Article 112 of Egypt’s Child Law (Law No. 12 of 1996 Promulgating the Child Law, as amended by Law No. 126 of 2008) states that, “Children may not be detained, placed in custody, or imprisoned with adults in one place,” and that any public official who “detains, places in custody, or imprisons a child with one or more adults in one place” should be sentenced to a minimum of three months in jail and a fine of no less than 1000 Egyptian pounds (US$166).
 
The Egyptian Code of Military Justice in article 8 (bis) (1) allows military tribunals to try juveniles if they are accompanied by an adult who is subject to military jurisdiction, including military personnel or civilians in military zones.
 
“While some children have been released, others are still in jail based on the hasty findings of these secret trials,” Motaparthy said. “Authorities should be scrambling to fix these wrongs and trying to repair some of the damage to these kids’ lives.”
 
Cases of children known to have faced investigation, prosecution, or sentencing before military courts
 
Islam Harby, 15, arrested on March 23, 2011, and sentenced to seven years, currently detained in Tora maximum-security prison.
Mohammed Ehab Sayyed Morsi, 17, arrested on March 9, 2011, and sentenced to 15 years, currently detained in Tora maximum-security prison.
Mohammed Abdul Hadi, 16, arrested on March 9, 2011, and sentenced to three years, released on May 21, 2011, after a two-month campaign along with the rest of the group of 122 protesters.
Mustafa Gamal Edin, 15, arrested on March 9, 2011, sentenced to one year, released after three weeks detention.

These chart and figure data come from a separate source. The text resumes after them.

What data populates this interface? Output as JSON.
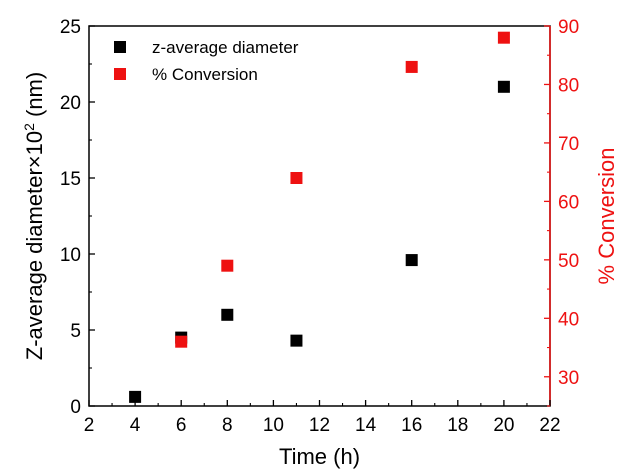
{
  "chart_data": {
    "type": "scatter",
    "xlabel": "Time (h)",
    "ylabel": "Z-average diameter×10",
    "ylabel_sup": "2",
    "ylabel_unit": " (nm)",
    "y2label": "% Conversion",
    "xlim": [
      2,
      22
    ],
    "ylim": [
      0,
      25
    ],
    "y2lim": [
      25,
      90
    ],
    "xticks": [
      "2",
      "4",
      "6",
      "8",
      "10",
      "12",
      "14",
      "16",
      "18",
      "20",
      "22"
    ],
    "yticks": [
      "0",
      "5",
      "10",
      "15",
      "20",
      "25"
    ],
    "y2ticks": [
      "30",
      "40",
      "50",
      "60",
      "70",
      "80",
      "90"
    ],
    "legend_position": "top-left",
    "series": [
      {
        "name": "z-average diameter",
        "axis": "left",
        "color": "#000000",
        "x": [
          4,
          6,
          8,
          11,
          16,
          20
        ],
        "y": [
          0.6,
          4.5,
          6.0,
          4.3,
          9.6,
          21.0
        ]
      },
      {
        "name": "% Conversion",
        "axis": "right",
        "color": "#ee1111",
        "x": [
          6,
          8,
          11,
          16,
          20
        ],
        "y": [
          36,
          49,
          64,
          83,
          88
        ]
      }
    ]
  }
}
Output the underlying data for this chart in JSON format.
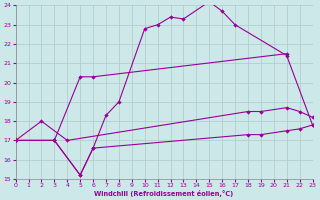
{
  "xlabel": "Windchill (Refroidissement éolien,°C)",
  "xlim": [
    0,
    23
  ],
  "ylim": [
    15,
    24
  ],
  "yticks": [
    15,
    16,
    17,
    18,
    19,
    20,
    21,
    22,
    23,
    24
  ],
  "xticks": [
    0,
    1,
    2,
    3,
    4,
    5,
    6,
    7,
    8,
    9,
    10,
    11,
    12,
    13,
    14,
    15,
    16,
    17,
    18,
    19,
    20,
    21,
    22,
    23
  ],
  "bg": "#cce8e8",
  "grid_color": "#b0c8c8",
  "lc": "#990099",
  "line1_x": [
    0,
    3,
    5,
    6,
    7,
    8,
    10,
    11,
    12,
    13,
    15,
    16,
    17,
    21,
    23
  ],
  "line1_y": [
    17.0,
    17.0,
    15.2,
    16.6,
    18.3,
    19.0,
    22.8,
    23.0,
    23.4,
    23.3,
    24.2,
    23.7,
    23.0,
    21.4,
    17.8
  ],
  "line2_x": [
    0,
    3,
    5,
    6,
    21
  ],
  "line2_y": [
    17.0,
    17.0,
    20.3,
    20.3,
    21.5
  ],
  "line3_x": [
    0,
    2,
    4,
    18,
    19,
    21,
    22,
    23
  ],
  "line3_y": [
    17.0,
    18.0,
    17.0,
    18.5,
    18.5,
    18.7,
    18.5,
    18.2
  ],
  "line4_x": [
    0,
    3,
    5,
    6,
    18,
    19,
    21,
    22,
    23
  ],
  "line4_y": [
    17.0,
    17.0,
    15.2,
    16.6,
    17.3,
    17.3,
    17.5,
    17.6,
    17.8
  ]
}
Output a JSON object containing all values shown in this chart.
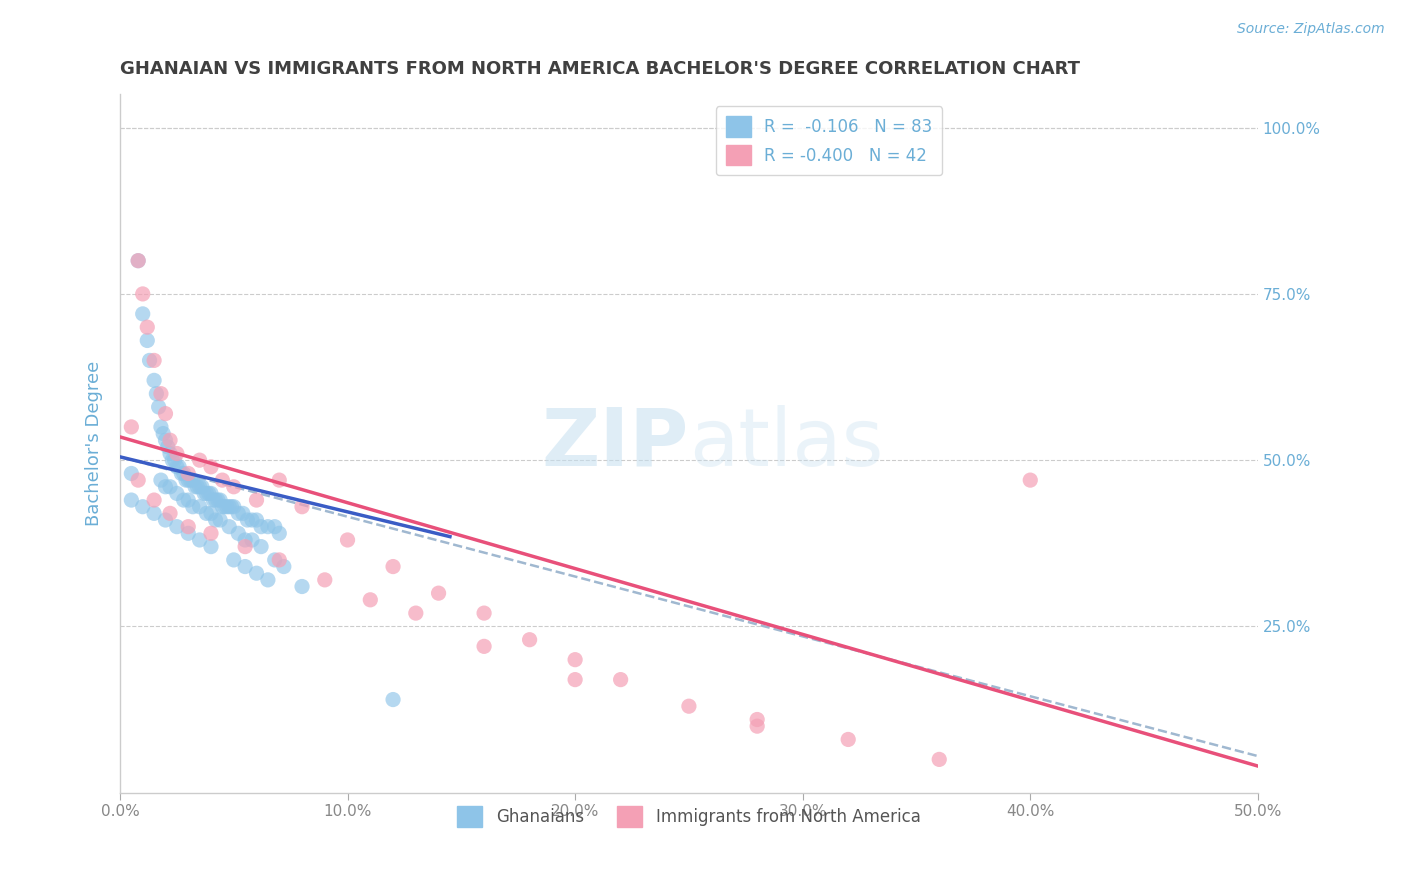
{
  "title": "GHANAIAN VS IMMIGRANTS FROM NORTH AMERICA BACHELOR'S DEGREE CORRELATION CHART",
  "source": "Source: ZipAtlas.com",
  "ylabel": "Bachelor's Degree",
  "xlim": [
    0.0,
    0.5
  ],
  "ylim": [
    0.0,
    1.05
  ],
  "xtick_vals": [
    0.0,
    0.1,
    0.2,
    0.3,
    0.4,
    0.5
  ],
  "xtick_labels": [
    "0.0%",
    "10.0%",
    "20.0%",
    "30.0%",
    "40.0%",
    "50.0%"
  ],
  "yticks_right": [
    0.25,
    0.5,
    0.75,
    1.0
  ],
  "ytick_labels_right": [
    "25.0%",
    "50.0%",
    "75.0%",
    "100.0%"
  ],
  "legend_label1": "R =  -0.106   N = 83",
  "legend_label2": "R = -0.400   N = 42",
  "legend_bottom1": "Ghanaians",
  "legend_bottom2": "Immigrants from North America",
  "watermark_zip": "ZIP",
  "watermark_atlas": "atlas",
  "blue_color": "#8ec4e8",
  "pink_color": "#f4a0b5",
  "blue_line_color": "#3a5cc5",
  "pink_line_color": "#e8507a",
  "dashed_line_color": "#a0b8d0",
  "blue_scatter_x": [
    0.005,
    0.008,
    0.01,
    0.012,
    0.013,
    0.015,
    0.016,
    0.017,
    0.018,
    0.019,
    0.02,
    0.021,
    0.022,
    0.023,
    0.024,
    0.025,
    0.026,
    0.027,
    0.028,
    0.029,
    0.03,
    0.031,
    0.032,
    0.033,
    0.034,
    0.035,
    0.036,
    0.037,
    0.038,
    0.039,
    0.04,
    0.041,
    0.042,
    0.043,
    0.044,
    0.045,
    0.046,
    0.047,
    0.048,
    0.049,
    0.05,
    0.052,
    0.054,
    0.056,
    0.058,
    0.06,
    0.062,
    0.065,
    0.068,
    0.07,
    0.018,
    0.02,
    0.022,
    0.025,
    0.028,
    0.03,
    0.032,
    0.035,
    0.038,
    0.04,
    0.042,
    0.044,
    0.048,
    0.052,
    0.055,
    0.058,
    0.062,
    0.068,
    0.072,
    0.08,
    0.005,
    0.01,
    0.015,
    0.02,
    0.025,
    0.03,
    0.035,
    0.04,
    0.05,
    0.055,
    0.06,
    0.065,
    0.12
  ],
  "blue_scatter_y": [
    0.48,
    0.8,
    0.72,
    0.68,
    0.65,
    0.62,
    0.6,
    0.58,
    0.55,
    0.54,
    0.53,
    0.52,
    0.51,
    0.5,
    0.5,
    0.49,
    0.49,
    0.48,
    0.48,
    0.47,
    0.47,
    0.47,
    0.47,
    0.46,
    0.46,
    0.46,
    0.46,
    0.45,
    0.45,
    0.45,
    0.45,
    0.44,
    0.44,
    0.44,
    0.44,
    0.43,
    0.43,
    0.43,
    0.43,
    0.43,
    0.43,
    0.42,
    0.42,
    0.41,
    0.41,
    0.41,
    0.4,
    0.4,
    0.4,
    0.39,
    0.47,
    0.46,
    0.46,
    0.45,
    0.44,
    0.44,
    0.43,
    0.43,
    0.42,
    0.42,
    0.41,
    0.41,
    0.4,
    0.39,
    0.38,
    0.38,
    0.37,
    0.35,
    0.34,
    0.31,
    0.44,
    0.43,
    0.42,
    0.41,
    0.4,
    0.39,
    0.38,
    0.37,
    0.35,
    0.34,
    0.33,
    0.32,
    0.14
  ],
  "pink_scatter_x": [
    0.005,
    0.008,
    0.01,
    0.012,
    0.015,
    0.018,
    0.02,
    0.022,
    0.025,
    0.03,
    0.035,
    0.04,
    0.045,
    0.05,
    0.06,
    0.07,
    0.08,
    0.1,
    0.12,
    0.14,
    0.16,
    0.18,
    0.2,
    0.22,
    0.25,
    0.28,
    0.32,
    0.36,
    0.008,
    0.015,
    0.022,
    0.03,
    0.04,
    0.055,
    0.07,
    0.09,
    0.11,
    0.13,
    0.16,
    0.2,
    0.28,
    0.4
  ],
  "pink_scatter_y": [
    0.55,
    0.8,
    0.75,
    0.7,
    0.65,
    0.6,
    0.57,
    0.53,
    0.51,
    0.48,
    0.5,
    0.49,
    0.47,
    0.46,
    0.44,
    0.47,
    0.43,
    0.38,
    0.34,
    0.3,
    0.27,
    0.23,
    0.2,
    0.17,
    0.13,
    0.1,
    0.08,
    0.05,
    0.47,
    0.44,
    0.42,
    0.4,
    0.39,
    0.37,
    0.35,
    0.32,
    0.29,
    0.27,
    0.22,
    0.17,
    0.11,
    0.47
  ],
  "blue_trend_x": [
    0.0,
    0.145
  ],
  "blue_trend_y": [
    0.505,
    0.385
  ],
  "pink_trend_x": [
    0.0,
    0.5
  ],
  "pink_trend_y": [
    0.535,
    0.04
  ],
  "dashed_trend_x": [
    0.0,
    0.5
  ],
  "dashed_trend_y": [
    0.505,
    0.055
  ],
  "background_color": "#ffffff",
  "grid_color": "#cccccc",
  "title_color": "#404040",
  "source_color": "#6baed6",
  "axis_label_color": "#6baed6",
  "tick_color": "#888888"
}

According to lawyers involved with his case, he was arrested along with 15 other children, whom military courts sentenced to one year in a social welfare institution. The decision was subsequently commuted and the group was released on April 8, 2011.
Ahmed Hassan Mohamed, 17, arrested in March 2011, sentenced and released in January 2012.
Nine children arrested on May 15, 2011, investigated by military prosecution, released after approximately one month, according to lawyers involved in the case.
Mohamed Mahmoud El Khodary Sherif, 17, arrested on July 29, 2011, from Arish, held for 15 days in military investigative detention, then cleared of charges and released.
Nine children arrested September 9-10, 2011, during protests outside the Israeli embassy, tried and sentenced by a military court to suspended sentences. They were released on November 1, 2011, according to lawyers handling their cases.
Saif Sadek, a 15-year-old boy, arrested September 30, 2011, during a demonstration at the Ministry of Defense, acquitted and released on November 13, 2011.
Three children arrested during Maspero demonstrations, on October 9, 2011, investigated by the military prosecutor and released on November 23, 2011, according to their lawyers.